Fredrick is right about VBR vs. CBR, but dropson mentions CRF (constant rate factor), which is actually kind of a third method. CBR and VBR both lock in on a bit rate, while CRF locks in on a perceived visual quality. It also takes into account motion in the video, and can typically achieve better compression than 2-pass VBR. More info.
It's the default setting if you're using x264 or Zencoder. I'd go with CRF any time you're doing h.264.
There are two encoding modes for video
CBR or Constant Bit Rate
Main usage is when you have a fixed carrier for your data, the best example here is the video telephony Use Case, where audio/video/control information needs to co-exist on a fixed 64 kbit carrier. Since this is a real-time UC, one pass encoding is used and the rate-controller (RC) does it's best to have a fixed number of bits assigned to each frame so that the bitrate is deterministic.
VBR or Variable Bit Rate
This encoding scheme is used practically every where else. Variable here means that e.g. if the video goes black or no motion, no bits are sent, i.e bitrate is 0 for this particular moment, then when things starts to move again, the bitrate sky rockets.

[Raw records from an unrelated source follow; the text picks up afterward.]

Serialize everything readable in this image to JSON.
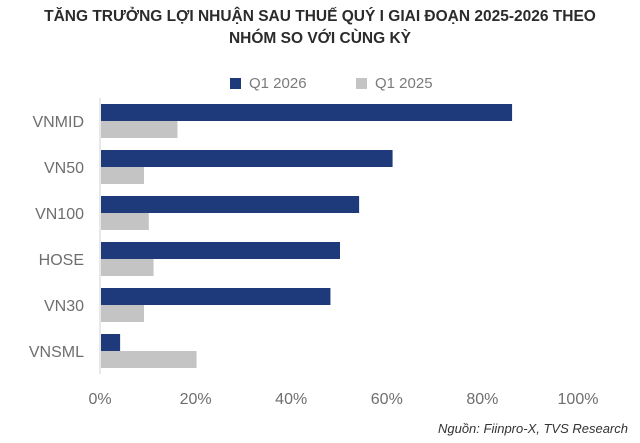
{
  "title_line1": "TĂNG TRƯỞNG LỢI NHUẬN SAU THUẾ QUÝ I GIAI ĐOẠN 2025-2026 THEO",
  "title_line2": "NHÓM SO VỚI CÙNG KỲ",
  "source": "Nguồn: Fiinpro-X, TVS Research",
  "colors": {
    "q1_2026": "#1f3a7a",
    "q1_2025": "#c4c4c4"
  },
  "chart_data": {
    "type": "bar",
    "orientation": "horizontal",
    "categories": [
      "VNMID",
      "VN50",
      "VN100",
      "HOSE",
      "VN30",
      "VNSML"
    ],
    "series": [
      {
        "name": "Q1 2026",
        "values": [
          86,
          61,
          54,
          50,
          48,
          4
        ]
      },
      {
        "name": "Q1 2025",
        "values": [
          16,
          9,
          10,
          11,
          9,
          20
        ]
      }
    ],
    "xlim": [
      0,
      100
    ],
    "x_ticks": [
      "0%",
      "20%",
      "40%",
      "60%",
      "80%",
      "100%"
    ],
    "legend_position": "top",
    "grid": false
  }
}
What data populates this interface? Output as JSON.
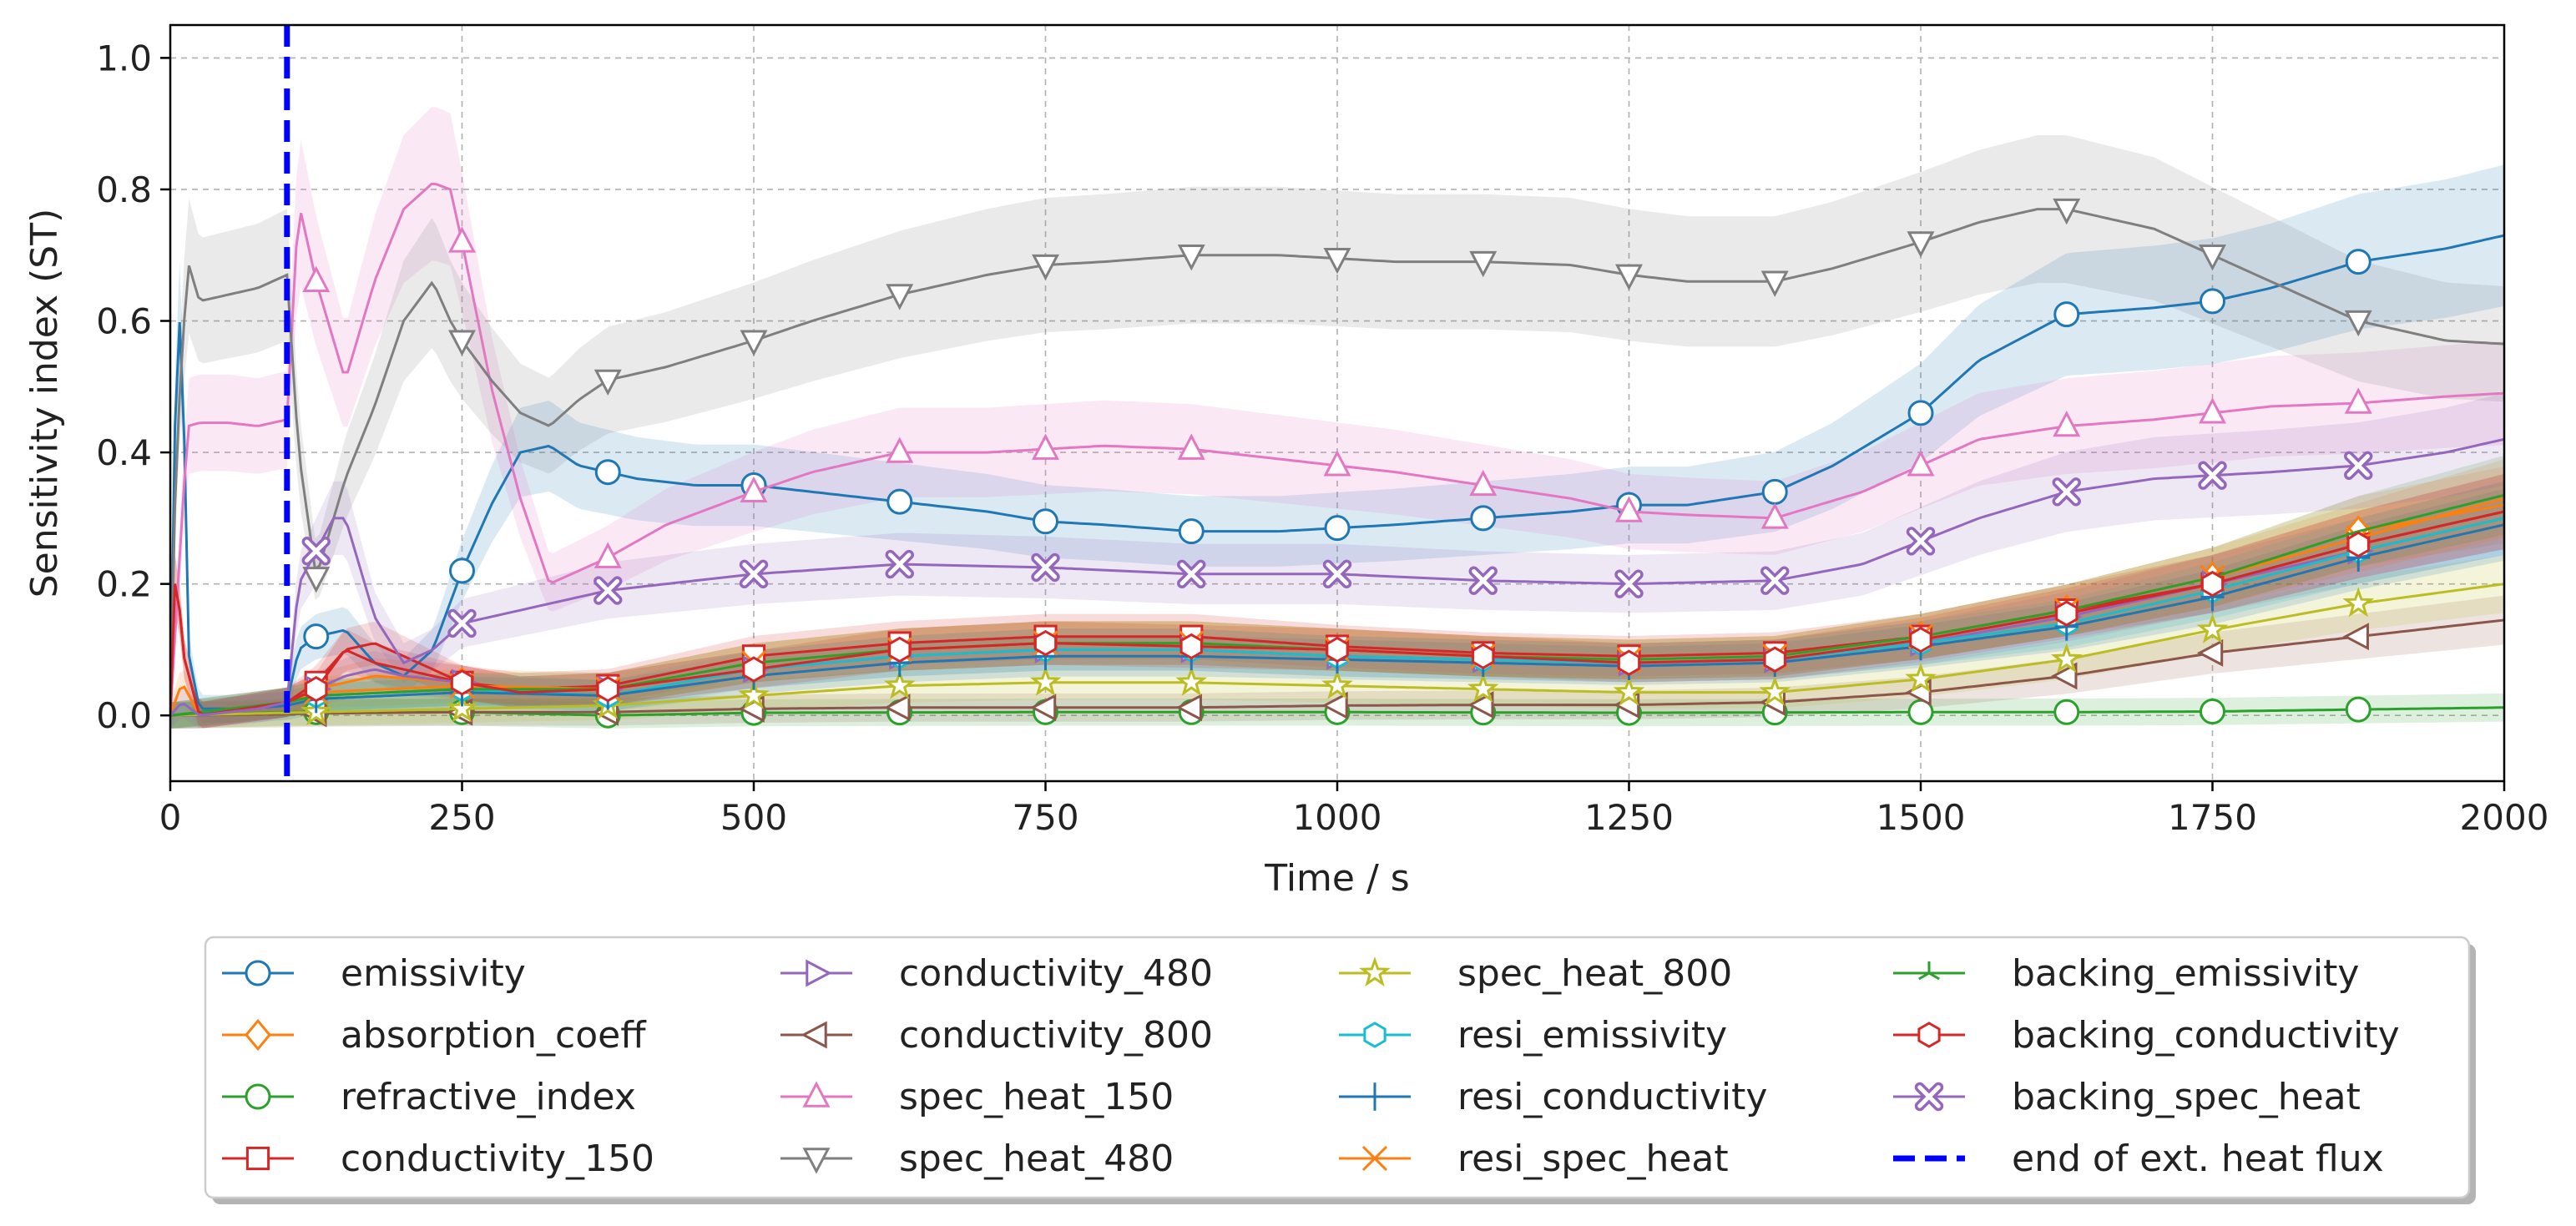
{
  "chart_data": {
    "type": "line",
    "title": "",
    "xlabel": "Time / s",
    "ylabel": "Sensitivity index (ST)",
    "xlim": [
      0,
      2000
    ],
    "ylim": [
      -0.1,
      1.05
    ],
    "xticks": [
      0,
      250,
      500,
      750,
      1000,
      1250,
      1500,
      1750,
      2000
    ],
    "yticks": [
      0.0,
      0.2,
      0.4,
      0.6,
      0.8,
      1.0
    ],
    "grid": true,
    "legend_position": "bottom, outside plot, 4 columns",
    "vline": {
      "x": 100,
      "label": "end of ext. heat flux",
      "color": "#0000ff"
    },
    "series": [
      {
        "name": "emissivity",
        "color": "#1f77b4",
        "marker": "circle",
        "x": [
          0,
          5,
          10,
          15,
          25,
          50,
          75,
          100,
          110,
          125,
          150,
          175,
          200,
          225,
          250,
          275,
          300,
          325,
          350,
          375,
          400,
          450,
          500,
          550,
          600,
          625,
          700,
          750,
          800,
          875,
          950,
          1000,
          1050,
          1125,
          1200,
          1250,
          1300,
          1375,
          1425,
          1500,
          1550,
          1625,
          1700,
          1750,
          1800,
          1875,
          1950,
          2000
        ],
        "y": [
          0.0,
          0.55,
          0.63,
          0.1,
          0.01,
          0.01,
          0.015,
          0.02,
          0.1,
          0.12,
          0.13,
          0.08,
          0.06,
          0.1,
          0.22,
          0.32,
          0.4,
          0.41,
          0.38,
          0.37,
          0.36,
          0.35,
          0.35,
          0.34,
          0.33,
          0.325,
          0.31,
          0.295,
          0.29,
          0.28,
          0.28,
          0.285,
          0.29,
          0.3,
          0.31,
          0.32,
          0.32,
          0.34,
          0.38,
          0.46,
          0.54,
          0.61,
          0.62,
          0.63,
          0.65,
          0.69,
          0.71,
          0.73
        ],
        "markers_at": [
          125,
          250,
          375,
          500,
          625,
          750,
          875,
          1000,
          1125,
          1250,
          1375,
          1500,
          1625,
          1750,
          1875
        ]
      },
      {
        "name": "absorption_coeff",
        "color": "#ff7f0e",
        "marker": "diamond",
        "x": [
          0,
          10,
          25,
          100,
          125,
          175,
          250,
          300,
          375,
          500,
          625,
          750,
          875,
          1000,
          1125,
          1250,
          1375,
          1500,
          1625,
          1750,
          1875,
          2000
        ],
        "y": [
          0.0,
          0.05,
          0.0,
          0.02,
          0.04,
          0.06,
          0.05,
          0.035,
          0.04,
          0.08,
          0.1,
          0.11,
          0.11,
          0.1,
          0.09,
          0.085,
          0.09,
          0.12,
          0.16,
          0.21,
          0.28,
          0.32
        ],
        "markers_at": [
          125,
          250,
          375,
          500,
          625,
          750,
          875,
          1000,
          1125,
          1250,
          1375,
          1500,
          1625,
          1750,
          1875
        ]
      },
      {
        "name": "refractive_index",
        "color": "#2ca02c",
        "marker": "circle",
        "x": [
          0,
          100,
          125,
          250,
          375,
          500,
          750,
          1000,
          1250,
          1500,
          1625,
          1750,
          1875,
          2000
        ],
        "y": [
          0.0,
          0.005,
          0.005,
          0.005,
          0.0,
          0.004,
          0.005,
          0.005,
          0.004,
          0.005,
          0.005,
          0.006,
          0.009,
          0.012
        ],
        "markers_at": [
          125,
          250,
          375,
          500,
          625,
          750,
          875,
          1000,
          1125,
          1250,
          1375,
          1500,
          1625,
          1750,
          1875
        ]
      },
      {
        "name": "conductivity_150",
        "color": "#d62728",
        "marker": "square",
        "x": [
          0,
          5,
          10,
          25,
          100,
          125,
          150,
          175,
          200,
          250,
          300,
          375,
          500,
          625,
          750,
          875,
          1000,
          1125,
          1250,
          1375,
          1500,
          1625,
          1750,
          1875,
          2000
        ],
        "y": [
          0.0,
          0.25,
          0.1,
          0.0,
          0.02,
          0.05,
          0.1,
          0.08,
          0.07,
          0.05,
          0.04,
          0.045,
          0.09,
          0.11,
          0.12,
          0.12,
          0.105,
          0.095,
          0.09,
          0.095,
          0.12,
          0.16,
          0.2,
          0.26,
          0.31
        ],
        "markers_at": [
          125,
          250,
          375,
          500,
          625,
          750,
          875,
          1000,
          1125,
          1250,
          1375,
          1500,
          1625,
          1750,
          1875
        ]
      },
      {
        "name": "conductivity_480",
        "color": "#9467bd",
        "marker": "triangle-right",
        "x": [
          0,
          25,
          100,
          125,
          150,
          175,
          200,
          250,
          300,
          375,
          500,
          625,
          750,
          875,
          1000,
          1125,
          1250,
          1375,
          1500,
          1625,
          1750,
          1875,
          2000
        ],
        "y": [
          0.0,
          0.0,
          0.02,
          0.04,
          0.06,
          0.07,
          0.06,
          0.05,
          0.035,
          0.04,
          0.07,
          0.09,
          0.1,
          0.1,
          0.09,
          0.085,
          0.08,
          0.085,
          0.11,
          0.15,
          0.2,
          0.25,
          0.3
        ],
        "markers_at": [
          125,
          250,
          375,
          500,
          625,
          750,
          875,
          1000,
          1125,
          1250,
          1375,
          1500,
          1625,
          1750,
          1875
        ]
      },
      {
        "name": "conductivity_800",
        "color": "#8c564b",
        "marker": "triangle-left",
        "x": [
          0,
          100,
          125,
          250,
          375,
          500,
          625,
          750,
          875,
          1000,
          1125,
          1250,
          1375,
          1500,
          1625,
          1750,
          1875,
          2000
        ],
        "y": [
          0.0,
          0.002,
          0.003,
          0.005,
          0.005,
          0.01,
          0.012,
          0.012,
          0.012,
          0.015,
          0.016,
          0.016,
          0.02,
          0.035,
          0.06,
          0.095,
          0.12,
          0.145
        ],
        "markers_at": [
          125,
          250,
          375,
          500,
          625,
          750,
          875,
          1000,
          1125,
          1250,
          1375,
          1500,
          1625,
          1750,
          1875
        ]
      },
      {
        "name": "spec_heat_150",
        "color": "#e377c2",
        "marker": "triangle-up",
        "x": [
          0,
          10,
          15,
          25,
          50,
          75,
          100,
          110,
          125,
          150,
          175,
          200,
          225,
          240,
          250,
          275,
          300,
          325,
          350,
          375,
          425,
          500,
          550,
          625,
          700,
          750,
          800,
          875,
          950,
          1000,
          1050,
          1125,
          1200,
          1250,
          1300,
          1375,
          1450,
          1500,
          1550,
          1625,
          1700,
          1750,
          1800,
          1875,
          1950,
          2000
        ],
        "y": [
          0.0,
          0.3,
          0.44,
          0.445,
          0.445,
          0.44,
          0.45,
          0.78,
          0.66,
          0.51,
          0.66,
          0.77,
          0.81,
          0.8,
          0.72,
          0.5,
          0.33,
          0.2,
          0.22,
          0.24,
          0.29,
          0.34,
          0.37,
          0.4,
          0.4,
          0.405,
          0.41,
          0.405,
          0.39,
          0.38,
          0.37,
          0.35,
          0.33,
          0.31,
          0.305,
          0.3,
          0.34,
          0.38,
          0.42,
          0.44,
          0.45,
          0.46,
          0.47,
          0.475,
          0.485,
          0.49
        ],
        "markers_at": [
          125,
          250,
          375,
          500,
          625,
          750,
          875,
          1000,
          1125,
          1250,
          1375,
          1500,
          1625,
          1750,
          1875
        ]
      },
      {
        "name": "spec_heat_480",
        "color": "#7f7f7f",
        "marker": "triangle-down",
        "x": [
          0,
          5,
          15,
          25,
          50,
          75,
          100,
          110,
          125,
          150,
          175,
          200,
          225,
          240,
          250,
          275,
          300,
          325,
          350,
          375,
          425,
          500,
          550,
          625,
          700,
          750,
          800,
          875,
          950,
          1000,
          1050,
          1125,
          1200,
          1250,
          1300,
          1375,
          1425,
          1500,
          1550,
          1600,
          1625,
          1700,
          1750,
          1800,
          1875,
          1950,
          2000
        ],
        "y": [
          0.0,
          0.4,
          0.69,
          0.63,
          0.64,
          0.65,
          0.67,
          0.4,
          0.21,
          0.36,
          0.47,
          0.6,
          0.66,
          0.6,
          0.57,
          0.51,
          0.46,
          0.44,
          0.48,
          0.51,
          0.53,
          0.57,
          0.6,
          0.64,
          0.67,
          0.685,
          0.69,
          0.7,
          0.7,
          0.695,
          0.69,
          0.69,
          0.685,
          0.67,
          0.66,
          0.66,
          0.68,
          0.72,
          0.75,
          0.77,
          0.77,
          0.74,
          0.7,
          0.66,
          0.6,
          0.57,
          0.565
        ],
        "markers_at": [
          125,
          250,
          375,
          500,
          625,
          750,
          875,
          1000,
          1125,
          1250,
          1375,
          1500,
          1625,
          1750,
          1875
        ]
      },
      {
        "name": "spec_heat_800",
        "color": "#bcbd22",
        "marker": "star",
        "x": [
          0,
          100,
          125,
          250,
          375,
          500,
          625,
          750,
          875,
          1000,
          1125,
          1250,
          1375,
          1500,
          1625,
          1750,
          1875,
          2000
        ],
        "y": [
          0.0,
          0.004,
          0.005,
          0.01,
          0.015,
          0.03,
          0.045,
          0.05,
          0.05,
          0.045,
          0.04,
          0.035,
          0.035,
          0.055,
          0.085,
          0.13,
          0.17,
          0.2
        ],
        "markers_at": [
          125,
          250,
          375,
          500,
          625,
          750,
          875,
          1000,
          1125,
          1250,
          1375,
          1500,
          1625,
          1750,
          1875
        ]
      },
      {
        "name": "resi_emissivity",
        "color": "#17becf",
        "marker": "hexagon",
        "x": [
          0,
          100,
          125,
          250,
          375,
          500,
          625,
          750,
          875,
          1000,
          1125,
          1250,
          1375,
          1500,
          1625,
          1750,
          1875,
          2000
        ],
        "y": [
          0.0,
          0.02,
          0.03,
          0.04,
          0.03,
          0.07,
          0.09,
          0.1,
          0.1,
          0.09,
          0.085,
          0.08,
          0.085,
          0.11,
          0.14,
          0.19,
          0.25,
          0.3
        ],
        "markers_at": [
          125,
          250,
          375,
          500,
          625,
          750,
          875,
          1000,
          1125,
          1250,
          1375,
          1500,
          1625,
          1750,
          1875
        ]
      },
      {
        "name": "resi_conductivity",
        "color": "#1f77b4",
        "marker": "plus",
        "x": [
          0,
          100,
          125,
          250,
          375,
          500,
          625,
          750,
          875,
          1000,
          1125,
          1250,
          1375,
          1500,
          1625,
          1750,
          1875,
          2000
        ],
        "y": [
          0.0,
          0.015,
          0.025,
          0.035,
          0.03,
          0.06,
          0.08,
          0.09,
          0.09,
          0.085,
          0.08,
          0.075,
          0.08,
          0.105,
          0.135,
          0.18,
          0.24,
          0.29
        ],
        "markers_at": [
          125,
          250,
          375,
          500,
          625,
          750,
          875,
          1000,
          1125,
          1250,
          1375,
          1500,
          1625,
          1750,
          1875
        ]
      },
      {
        "name": "resi_spec_heat",
        "color": "#ff7f0e",
        "marker": "x",
        "x": [
          0,
          100,
          125,
          250,
          375,
          500,
          625,
          750,
          875,
          1000,
          1125,
          1250,
          1375,
          1500,
          1625,
          1750,
          1875,
          2000
        ],
        "y": [
          0.0,
          0.02,
          0.035,
          0.045,
          0.04,
          0.08,
          0.1,
          0.11,
          0.11,
          0.1,
          0.09,
          0.085,
          0.09,
          0.12,
          0.16,
          0.21,
          0.27,
          0.33
        ],
        "markers_at": [
          125,
          250,
          375,
          500,
          625,
          750,
          875,
          1000,
          1125,
          1250,
          1375,
          1500,
          1625,
          1750,
          1875
        ]
      },
      {
        "name": "backing_emissivity",
        "color": "#2ca02c",
        "marker": "tri",
        "x": [
          0,
          100,
          125,
          250,
          375,
          500,
          625,
          750,
          875,
          1000,
          1125,
          1250,
          1375,
          1500,
          1625,
          1750,
          1875,
          2000
        ],
        "y": [
          0.0,
          0.02,
          0.03,
          0.04,
          0.04,
          0.08,
          0.1,
          0.11,
          0.11,
          0.1,
          0.09,
          0.085,
          0.09,
          0.12,
          0.16,
          0.21,
          0.28,
          0.335
        ],
        "markers_at": []
      },
      {
        "name": "backing_conductivity",
        "color": "#d62728",
        "marker": "hexagon",
        "x": [
          0,
          5,
          10,
          25,
          100,
          125,
          150,
          175,
          200,
          250,
          300,
          375,
          500,
          625,
          750,
          875,
          1000,
          1125,
          1250,
          1375,
          1500,
          1625,
          1750,
          1875,
          2000
        ],
        "y": [
          0.0,
          0.25,
          0.1,
          0.0,
          0.02,
          0.04,
          0.1,
          0.11,
          0.09,
          0.05,
          0.035,
          0.04,
          0.07,
          0.1,
          0.11,
          0.105,
          0.1,
          0.09,
          0.08,
          0.085,
          0.115,
          0.155,
          0.2,
          0.26,
          0.31
        ],
        "markers_at": [
          125,
          250,
          375,
          500,
          625,
          750,
          875,
          1000,
          1125,
          1250,
          1375,
          1500,
          1625,
          1750,
          1875
        ]
      },
      {
        "name": "backing_spec_heat",
        "color": "#9467bd",
        "marker": "x-thick",
        "x": [
          0,
          10,
          25,
          75,
          100,
          110,
          125,
          140,
          150,
          175,
          200,
          225,
          250,
          300,
          375,
          500,
          625,
          750,
          875,
          1000,
          1125,
          1250,
          1375,
          1450,
          1500,
          1550,
          1625,
          1700,
          1750,
          1800,
          1875,
          1950,
          2000
        ],
        "y": [
          0.0,
          0.02,
          0.0,
          0.01,
          0.02,
          0.2,
          0.25,
          0.3,
          0.3,
          0.15,
          0.08,
          0.1,
          0.14,
          0.16,
          0.19,
          0.215,
          0.23,
          0.225,
          0.215,
          0.215,
          0.205,
          0.2,
          0.205,
          0.23,
          0.265,
          0.3,
          0.34,
          0.36,
          0.365,
          0.37,
          0.38,
          0.4,
          0.42
        ],
        "markers_at": [
          125,
          250,
          375,
          500,
          625,
          750,
          875,
          1000,
          1125,
          1250,
          1375,
          1500,
          1625,
          1750,
          1875
        ]
      }
    ]
  }
}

This encoding scheme have normally no real-time requirements, e.g. when encoding/transcoding an video. Normally you would use a multipass encoder here to get the highest quality and to even out the bitrate-peakes.
Youtube uses VBR. Use e.g clive to download videos from youtube and analyse them using ffmpeg and you'll see the variable bitrate in action.
As always, wikipedia is your friend, read their entry on VBR and CBR
There is no reason for you to use anything else than VBR (unless you plan to set up an streaming-server)